[proofplan]
We test the parabolic equation against the solution $u$ itself. The time derivative term becomes the derivative of the squared $L^2$ norm by differentiating under the integral sign. The divergence term becomes the coercive spatial energy by Green's identity, with no boundary contribution because $u$ vanishes on $\partial U$. Integrating the resulting differential identity from $s$ to $t$ gives the asserted formula.
[/proofplan]
[step:Differentiate the squared $L^2$ norm in time]
Define the energy function $E:[0,T]\to\mathbb{R}$ by
\begin{align*}
E(\tau)=\frac{1}{2}\int_U u(x,\tau)^2\,d\mathcal{L}^n(x).
\end{align*}
Since $u$ and $\partial_t u$ are continuous on the compact set $\overline{U}\times[0,T]$, differentiating under the integral sign gives, for every $\tau\in(0,T)$,
\begin{align*}
E'(\tau)=\int_U u(x,\tau)\partial_t u(x,\tau)\,d\mathcal{L}^n(x).
\end{align*}
Equivalently,
\begin{align*}
E'(\tau)=(\partial_t u(\cdot,\tau),u(\cdot,\tau))_{L^2(U)}.
\end{align*}
[/step]
[step:Convert the divergence term into the spatial energy]
Fix $\tau\in(0,T)$. Let $\nu:\partial U\to\mathbb{R}^n$ denote the outward unit normal field on $\partial U$. Define the smooth vector field $F_\tau:\overline{U}\to\mathbb{R}^n$ by
\begin{align*}
F_\tau(x)=u(x,\tau)A(x,\tau)\nabla u(x,\tau).
\end{align*}
By the product rule,
\begin{align*}
\operatorname{div}F_\tau(x)=A(x,\tau)\nabla u(x,\tau)\cdot\nabla u(x,\tau)+u(x,\tau)\operatorname{div}(A(x,\tau)\nabla u(x,\tau)).
\end{align*}
The classical [divergence theorem](/theorems/2754) on the smooth bounded domain $U$ gives the boundary integration identity.
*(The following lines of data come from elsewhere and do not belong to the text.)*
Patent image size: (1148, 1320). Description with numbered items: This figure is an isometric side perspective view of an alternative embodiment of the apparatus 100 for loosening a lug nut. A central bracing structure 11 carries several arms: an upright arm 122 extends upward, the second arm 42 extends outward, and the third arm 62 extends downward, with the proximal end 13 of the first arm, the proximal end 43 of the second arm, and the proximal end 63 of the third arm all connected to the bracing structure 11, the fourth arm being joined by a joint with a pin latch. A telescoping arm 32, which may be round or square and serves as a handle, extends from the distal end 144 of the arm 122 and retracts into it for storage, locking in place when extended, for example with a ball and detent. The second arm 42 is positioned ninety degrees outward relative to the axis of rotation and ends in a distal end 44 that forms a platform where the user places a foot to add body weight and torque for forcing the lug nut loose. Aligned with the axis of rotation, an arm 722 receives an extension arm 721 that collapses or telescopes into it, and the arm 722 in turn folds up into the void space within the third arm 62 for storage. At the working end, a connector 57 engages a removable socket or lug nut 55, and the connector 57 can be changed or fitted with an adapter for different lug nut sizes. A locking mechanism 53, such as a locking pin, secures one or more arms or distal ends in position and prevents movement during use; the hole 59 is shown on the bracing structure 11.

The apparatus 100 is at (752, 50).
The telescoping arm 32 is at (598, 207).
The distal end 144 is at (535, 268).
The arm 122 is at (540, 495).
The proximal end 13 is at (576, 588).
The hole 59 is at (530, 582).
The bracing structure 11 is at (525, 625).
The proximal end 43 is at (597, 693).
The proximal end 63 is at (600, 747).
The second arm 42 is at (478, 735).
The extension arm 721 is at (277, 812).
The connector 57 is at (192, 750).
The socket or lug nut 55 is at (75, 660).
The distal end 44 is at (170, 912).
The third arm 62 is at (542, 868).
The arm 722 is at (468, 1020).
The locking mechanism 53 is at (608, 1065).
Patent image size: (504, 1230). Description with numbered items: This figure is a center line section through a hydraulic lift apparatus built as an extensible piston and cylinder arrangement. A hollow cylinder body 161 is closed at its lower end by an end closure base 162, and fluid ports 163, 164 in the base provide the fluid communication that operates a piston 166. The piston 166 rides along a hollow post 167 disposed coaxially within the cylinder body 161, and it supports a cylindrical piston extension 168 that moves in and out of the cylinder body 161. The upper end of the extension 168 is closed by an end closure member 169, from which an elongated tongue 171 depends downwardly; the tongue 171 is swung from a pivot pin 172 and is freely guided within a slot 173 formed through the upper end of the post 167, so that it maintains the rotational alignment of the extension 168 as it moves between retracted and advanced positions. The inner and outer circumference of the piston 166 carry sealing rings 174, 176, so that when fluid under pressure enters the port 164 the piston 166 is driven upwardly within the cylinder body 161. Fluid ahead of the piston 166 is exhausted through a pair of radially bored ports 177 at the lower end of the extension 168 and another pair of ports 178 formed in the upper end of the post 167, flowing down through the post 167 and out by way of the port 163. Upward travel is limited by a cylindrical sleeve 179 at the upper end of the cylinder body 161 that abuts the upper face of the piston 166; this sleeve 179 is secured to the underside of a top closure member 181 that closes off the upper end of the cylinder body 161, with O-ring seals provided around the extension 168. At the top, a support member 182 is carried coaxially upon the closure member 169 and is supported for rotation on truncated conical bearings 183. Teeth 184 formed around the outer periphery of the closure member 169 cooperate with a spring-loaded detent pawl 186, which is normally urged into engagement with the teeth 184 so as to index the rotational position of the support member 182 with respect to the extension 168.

Since $u(x,\tau)=0$ for $x\in\partial U$, the boundary flux satisfies
\begin{align*}
F_\tau(x)\cdot\nu(x)=0
\end{align*}
for every $x\in\partial U$. Therefore
\begin{align*}
\int_U \operatorname{div}F_\tau(x)\,d\mathcal{L}^n(x)=0.
\end{align*}
Substituting the product-rule identity yields
\begin{align*}
\int_U u(x,\tau)\operatorname{div}(A(x,\tau)\nabla u(x,\tau))\,d\mathcal{L}^n(x)=-\int_U A(x,\tau)\nabla u(x,\tau)\cdot\nabla u(x,\tau)\,d\mathcal{L}^n(x).
\end{align*}
Let $\theta>0$ be an ellipticity constant for $A$, meaning that
\begin{align*}
A(x,\tau)\xi\cdot\xi\geq \theta |\xi|^2
\end{align*}
for every $x\in U$, every $\tau\in(0,T)$, and every $\xi\in\mathbb{R}^n$. Applying this with $\xi=\nabla u(x,\tau)$ shows that the spatial term is coercive:
\begin{align*}
\int_U A(x,\tau)\nabla u(x,\tau)\cdot\nabla u(x,\tau)\,d\mathcal{L}^n(x)\geq \theta\int_U |\nabla u(x,\tau)|^2\,d\mathcal{L}^n(x).
\end{align*}
[guided]
The goal of this step is to move the spatial derivative off the coefficient-gradient expression and onto the [test function](/page/Test%20Function) $u$. Because the test function is exactly the solution and $u$ vanishes on the boundary, this produces the interior energy term without a boundary correction.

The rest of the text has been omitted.